Alzheimer’s Disease Interception: Methods for Evaluating a New Generation of Therapies

In 2011, we began a pilot project to explore the feasibility of developing clinical study design guidance to meet the needs of an international array of health technology assessment (HTA) organizations and coverage bodies. This pilot launched the Green Park Collaborative (at the time, “GPC International”) and led to the creation of a 2013 Evidence Guidance Document (EGD) providing recommendations for design of phase 3 trials of pharmacological therapies for mild to moderate Alzheimer’s disease (AD).  These recommendations were agreed upon by an international assortment of payer and HTA bodies. The collaborative also produced an evaluation of the pilot project exploring the challenges and opportunities of international collaboration on such guidance.

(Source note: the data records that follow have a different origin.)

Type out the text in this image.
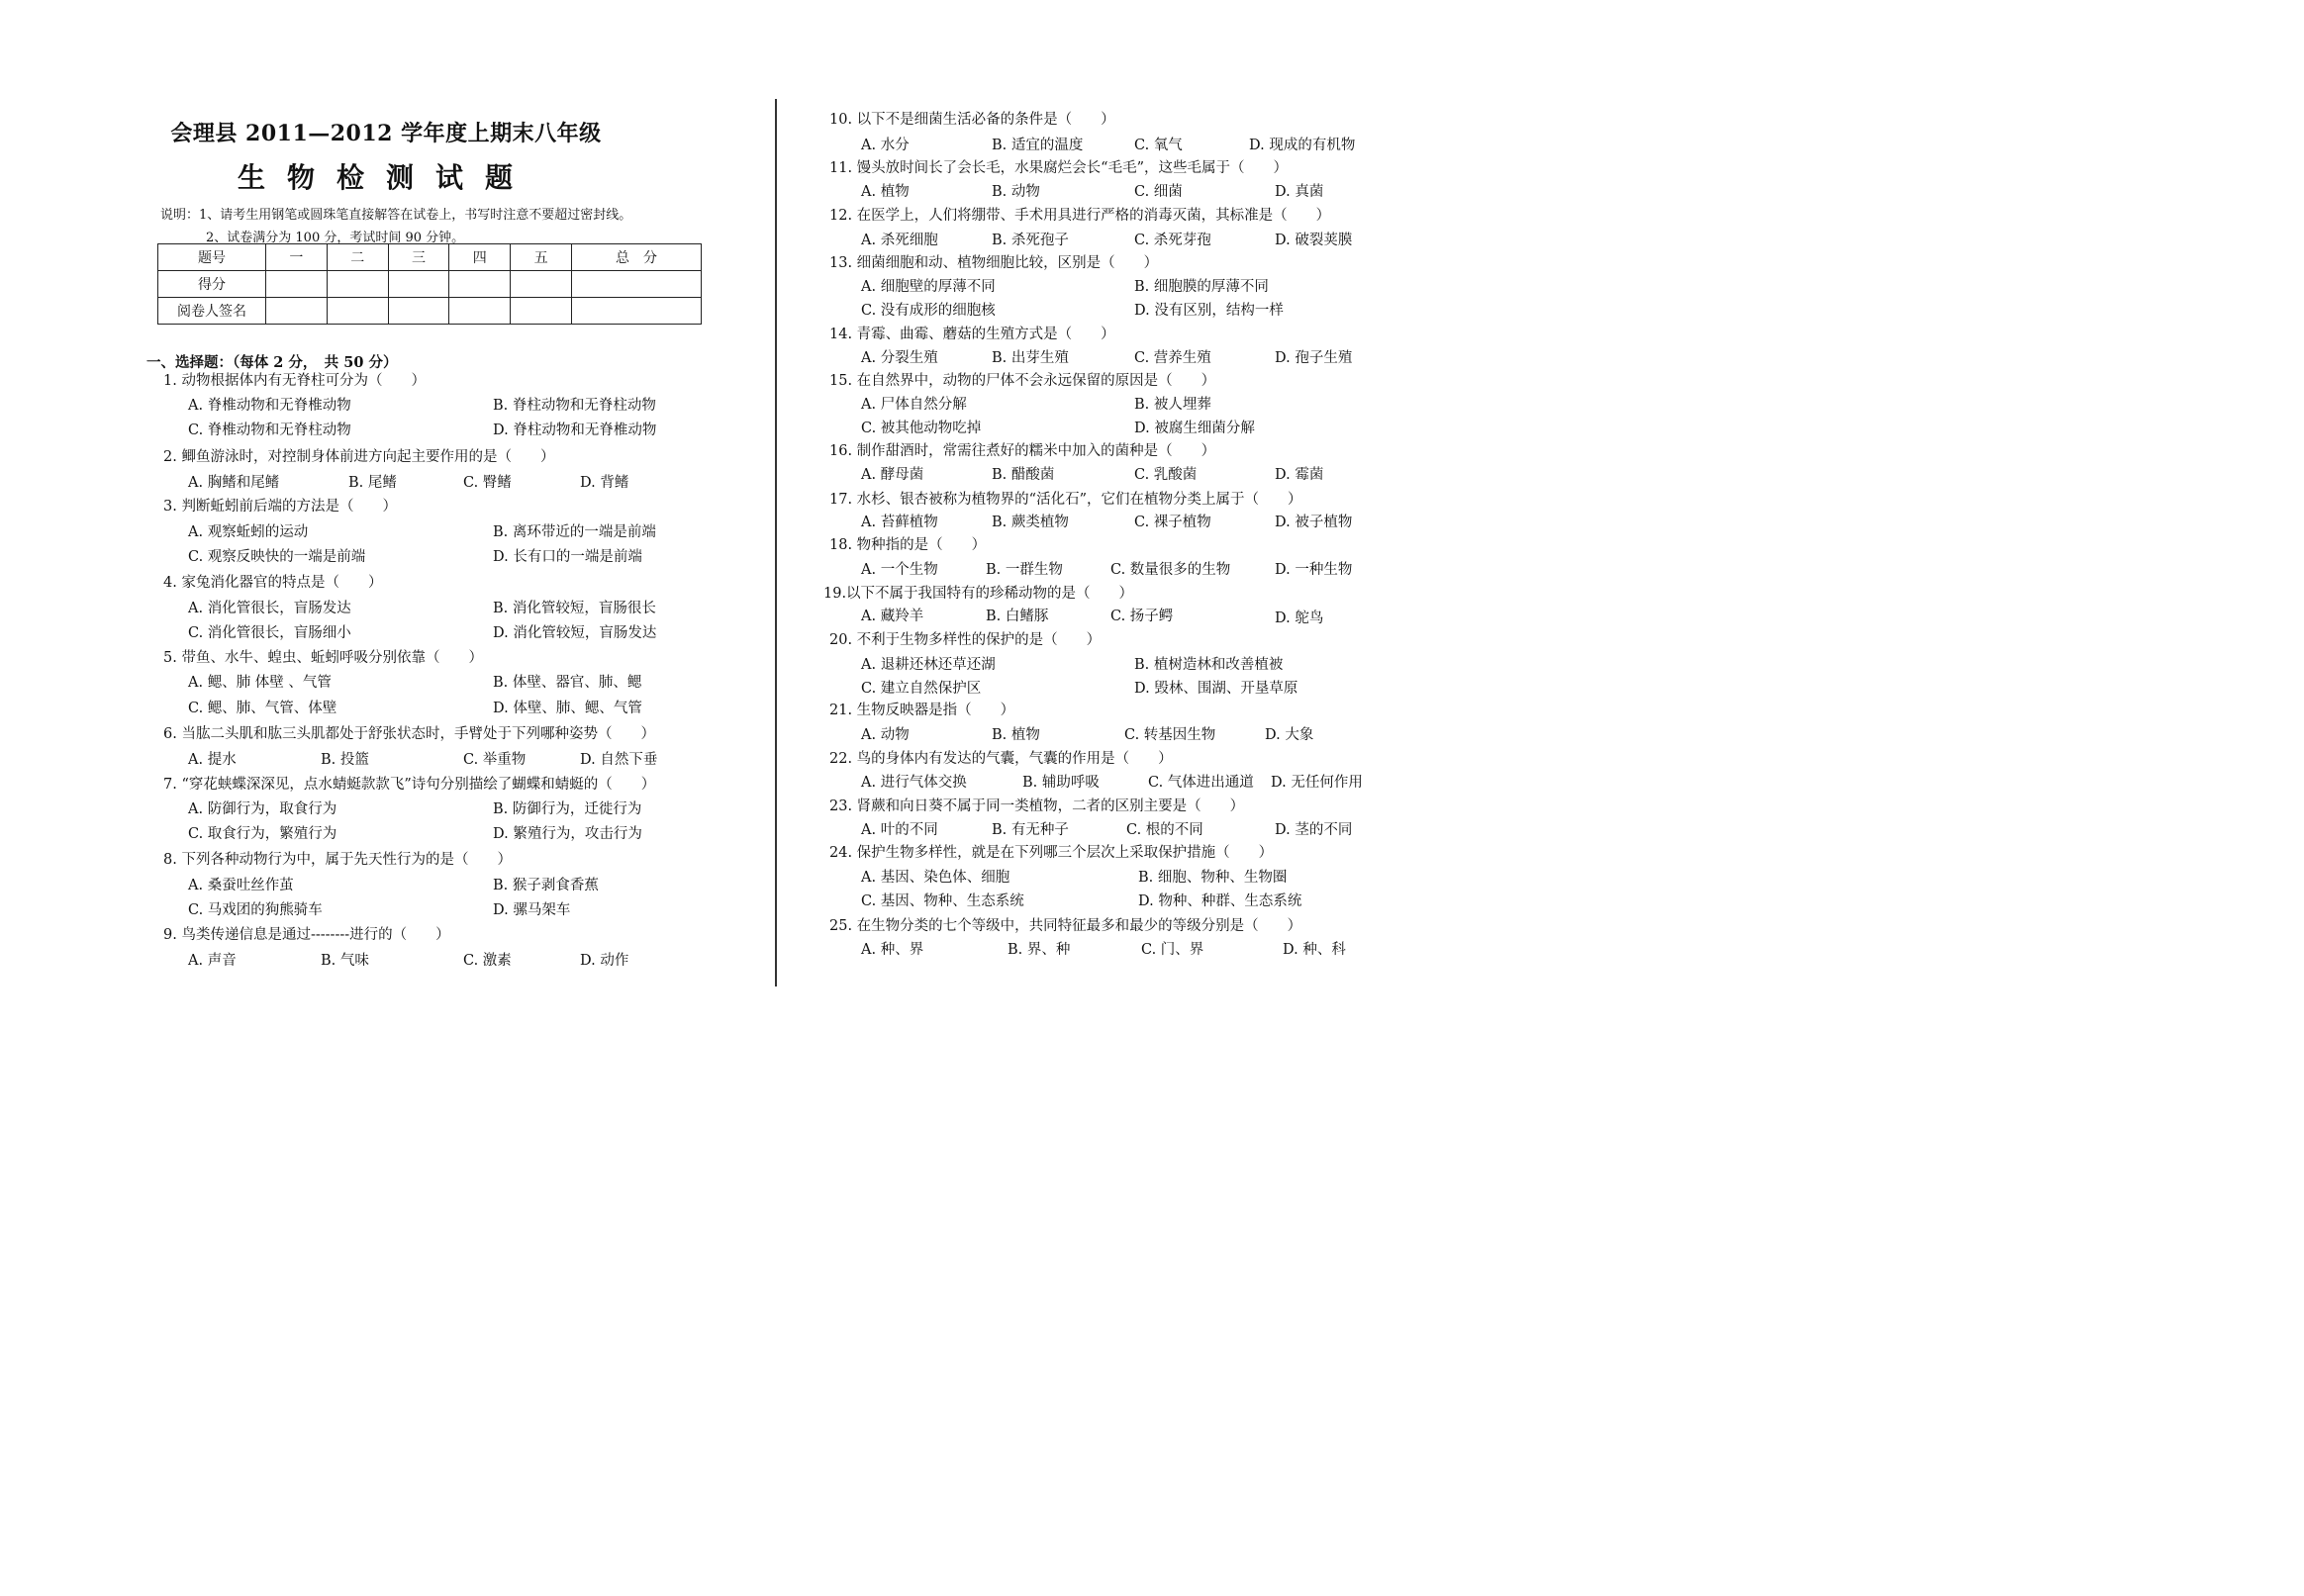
会理县 2011—2012 学年度上期末八年级
生物检测试题
说明：1、请考生用钢笔或圆珠笔直接解答在试卷上，书写时注意不要超过密封线。
2、试卷满分为 100 分，考试时间 90 分钟。
题号	一	二	三	四	五	总　分
得分						
阅卷人签名						
一、选择题：（每体 2 分，　共 50 分）
1. 动物根据体内有无脊柱可分为（　　）
A. 脊椎动物和无脊椎动物	B. 脊柱动物和无脊柱动物
C. 脊椎动物和无脊柱动物	D. 脊柱动物和无脊椎动物
2. 鲫鱼游泳时，对控制身体前进方向起主要作用的是（　　）
A. 胸鳍和尾鳍	B. 尾鳍	C. 臀鳍	D. 背鳍
3. 判断蚯蚓前后端的方法是（　　）
A. 观察蚯蚓的运动	B. 离环带近的一端是前端
C. 观察反映快的一端是前端	D. 长有口的一端是前端
4. 家兔消化器官的特点是（　　）
A. 消化管很长，盲肠发达	B. 消化管较短，盲肠很长
C. 消化管很长，盲肠细小	D. 消化管较短，盲肠发达
5. 带鱼、水牛、蝗虫、蚯蚓呼吸分别依靠（　　）
A. 鳃、肺 体壁 、气管	B. 体壁、器官、肺、鳃
C. 鳃、肺、气管、体壁	D. 体壁、肺、鳃、气管
6. 当肱二头肌和肱三头肌都处于舒张状态时，手臂处于下列哪种姿势（　　）
A. 提水	B. 投篮	C. 举重物	D. 自然下垂
7. “穿花蛱蝶深深见，点水蜻蜓款款飞”诗句分别描绘了蝴蝶和蜻蜓的（　　）
A. 防御行为，取食行为	B. 防御行为，迁徙行为
C. 取食行为，繁殖行为	D. 繁殖行为，攻击行为
8. 下列各种动物行为中，属于先天性行为的是（　　）
A. 桑蚕吐丝作茧	B. 猴子剥食香蕉
C. 马戏团的狗熊骑车	D. 骡马架车
9. 鸟类传递信息是通过--------进行的（　　）
A. 声音	B. 气味	C. 激素	D. 动作
10. 以下不是细菌生活必备的条件是（　　）
A. 水分	B. 适宜的温度	C. 氧气	D. 现成的有机物
11. 馒头放时间长了会长毛，水果腐烂会长“毛毛”，这些毛属于（　　）
A. 植物	B. 动物	C. 细菌	D. 真菌
12. 在医学上，人们将绷带、手术用具进行严格的消毒灭菌，其标准是（　　）
A. 杀死细胞	B. 杀死孢子	C. 杀死芽孢	D. 破裂荚膜
13. 细菌细胞和动、植物细胞比较，区别是（　　）
A. 细胞壁的厚薄不同	B. 细胞膜的厚薄不同
C. 没有成形的细胞核	D. 没有区别，结构一样
14. 青霉、曲霉、蘑菇的生殖方式是（　　）
A. 分裂生殖	B. 出芽生殖	C. 营养生殖	D. 孢子生殖
15. 在自然界中，动物的尸体不会永远保留的原因是（　　）
A. 尸体自然分解	B. 被人埋葬
C. 被其他动物吃掉	D. 被腐生细菌分解
16. 制作甜酒时，常需往煮好的糯米中加入的菌种是（　　）
A. 酵母菌	B. 醋酸菌	C. 乳酸菌	D. 霉菌
17. 水杉、银杏被称为植物界的“活化石”，它们在植物分类上属于（　　）
A. 苔藓植物	B. 蕨类植物	C. 裸子植物	D. 被子植物
18. 物种指的是（　　）
A. 一个生物	B. 一群生物	C. 数量很多的生物	D. 一种生物
19.以下不属于我国特有的珍稀动物的是（　　）
A. 藏羚羊	B. 白鳍豚	C. 扬子鳄	D. 鸵鸟
20. 不利于生物多样性的保护的是（　　）
A. 退耕还林还草还湖	B. 植树造林和改善植被
C. 建立自然保护区	D. 毁林、围湖、开垦草原
21. 生物反映器是指（　　）
A. 动物	B. 植物	C. 转基因生物	D. 大象
22. 鸟的身体内有发达的气囊，气囊的作用是（　　）
A. 进行气体交换	B. 辅助呼吸	C. 气体进出通道 D. 无任何作用
23. 肾蕨和向日葵不属于同一类植物，二者的区别主要是（　　）
A. 叶的不同	B. 有无种子	C. 根的不同	D. 茎的不同
24. 保护生物多样性，就是在下列哪三个层次上采取保护措施（　　）
A. 基因、染色体、细胞	B. 细胞、物种、生物圈
C. 基因、物种、生态系统	D. 物种、种群、生态系统
25. 在生物分类的七个等级中，共同特征最多和最少的等级分别是（　　）
A. 种、界	B. 界、种	C. 门、界	D. 种、科
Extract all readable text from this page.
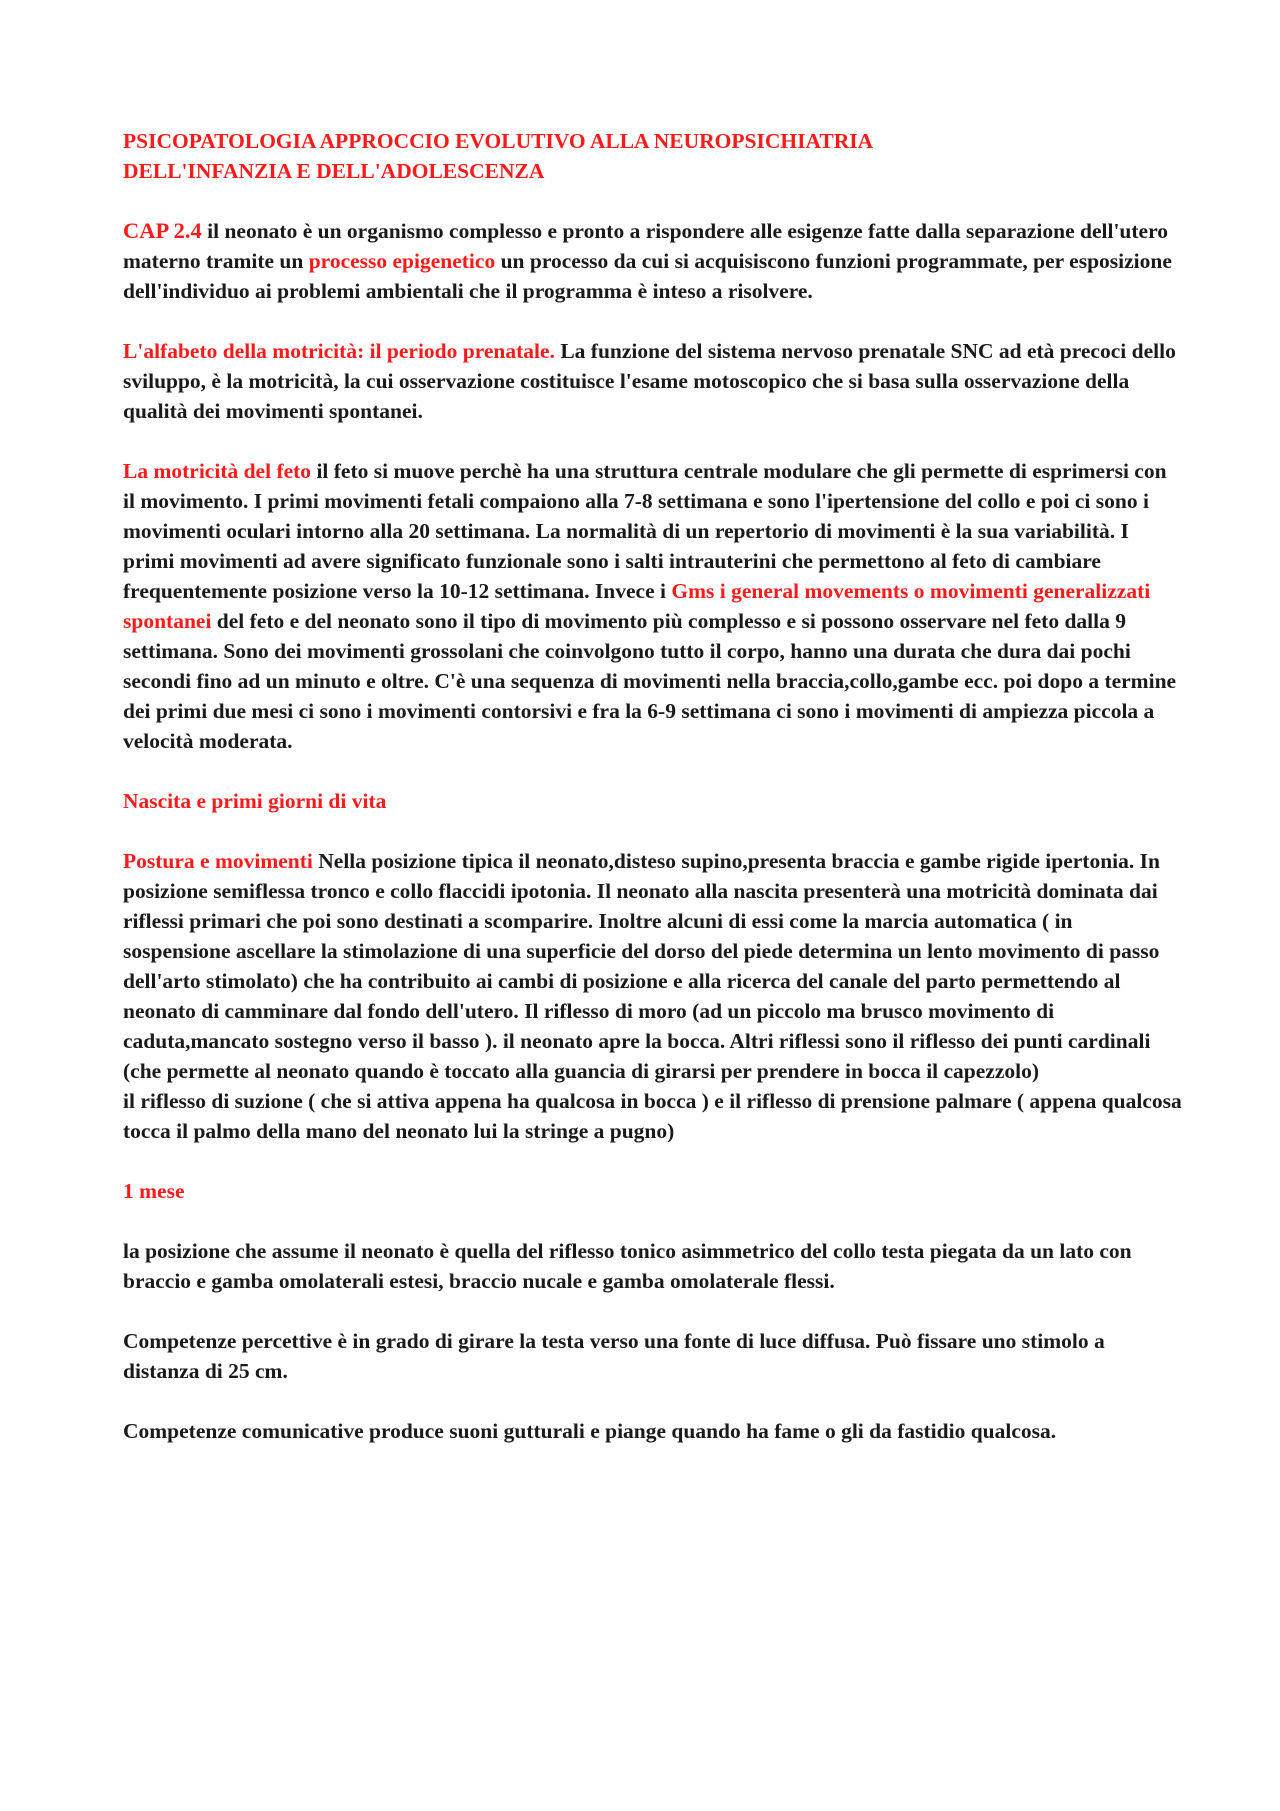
PSICOPATOLOGIA APPROCCIO EVOLUTIVO ALLA NEUROPSICHIATRIA
DELL'INFANZIA E DELL'ADOLESCENZA

CAP 2.4 il neonato è un organismo complesso e pronto a rispondere alle esigenze fatte dalla separazione dell'utero materno tramite un processo epigenetico un processo da cui si acquisiscono funzioni programmate, per esposizione dell'individuo ai problemi ambientali che il programma è inteso a risolvere.

L'alfabeto della motricità: il periodo prenatale. La funzione del sistema nervoso prenatale SNC ad età precoci dello sviluppo, è la motricità, la cui osservazione costituisce l'esame motoscopico che si basa sulla osservazione della qualità dei movimenti spontanei.

La motricità del feto il feto si muove perchè ha una struttura centrale modulare che gli permette di esprimersi con il movimento. I primi movimenti fetali compaiono alla 7-8 settimana e sono l'ipertensione del collo e poi ci sono i movimenti oculari intorno alla 20 settimana. La normalità di un repertorio di movimenti è la sua variabilità. I primi movimenti ad avere significato funzionale sono i salti intrauterini che permettono al feto di cambiare frequentemente posizione verso la 10-12 settimana. Invece i Gms i general movements o movimenti generalizzati spontanei del feto e del neonato sono il tipo di movimento più complesso e si possono osservare nel feto dalla 9 settimana. Sono dei movimenti grossolani che coinvolgono tutto il corpo, hanno una durata che dura dai pochi secondi fino ad un minuto e oltre. C'è una sequenza di movimenti nella braccia,collo,gambe ecc. poi dopo a termine dei primi due mesi ci sono i movimenti contorsivi e fra la 6-9 settimana ci sono i movimenti di ampiezza piccola a velocità moderata.

Nascita e primi giorni di vita

Postura e movimenti Nella posizione tipica il neonato,disteso supino,presenta braccia e gambe rigide ipertonia. In posizione semiflessa tronco e collo flaccidi ipotonia. Il neonato alla nascita presenterà una motricità dominata dai riflessi primari che poi sono destinati a scomparire. Inoltre alcuni di essi come la marcia automatica ( in sospensione ascellare la stimolazione di una superficie del dorso del piede determina un lento movimento di passo dell'arto stimolato) che ha contribuito ai cambi di posizione e alla ricerca del canale del parto permettendo al neonato di camminare dal fondo dell'utero. Il riflesso di moro (ad un piccolo ma brusco movimento di caduta,mancato sostegno verso il basso ). il neonato apre la bocca. Altri riflessi sono il riflesso dei punti cardinali (che permette al neonato quando è toccato alla guancia di girarsi per prendere in bocca il capezzolo)
il riflesso di suzione ( che si attiva appena ha qualcosa in bocca ) e il riflesso di prensione palmare ( appena qualcosa tocca il palmo della mano del neonato lui la stringe a pugno)

1 mese

la posizione che assume il neonato è quella del riflesso tonico asimmetrico del collo testa piegata da un lato con braccio e gamba omolaterali estesi, braccio nucale e gamba omolaterale flessi.

Competenze percettive è in grado di girare la testa verso una fonte di luce diffusa. Può fissare uno stimolo a distanza di 25 cm.

Competenze comunicative produce suoni gutturali e piange quando ha fame o gli da fastidio qualcosa.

In 2018, CMTP launched an initiative providing updated guidance on methods for evaluating the efficacy of therapies to treat Alzheimer's disease, this time with focus on disease interception: trials of disease modifying agents designed to intervene in disease development very early in the process, even before patients have become symptomatic. The field of Alzheimer’s therapeutics has moved in this direction based on a hypothesis that the most promising opportunity for intervening in the underlying disease process is to act very early in the process of abnormal protein deposition in the brain. This new focus raised issues regarding the types of evidence needed by health plan decision-makers to cover these new therapies. How can study designers assure that patients are correctly identified as candidates for therapy? How long should patients be followed to demonstrate benefit, and which outcomes make a difference in the very early stages of disease development?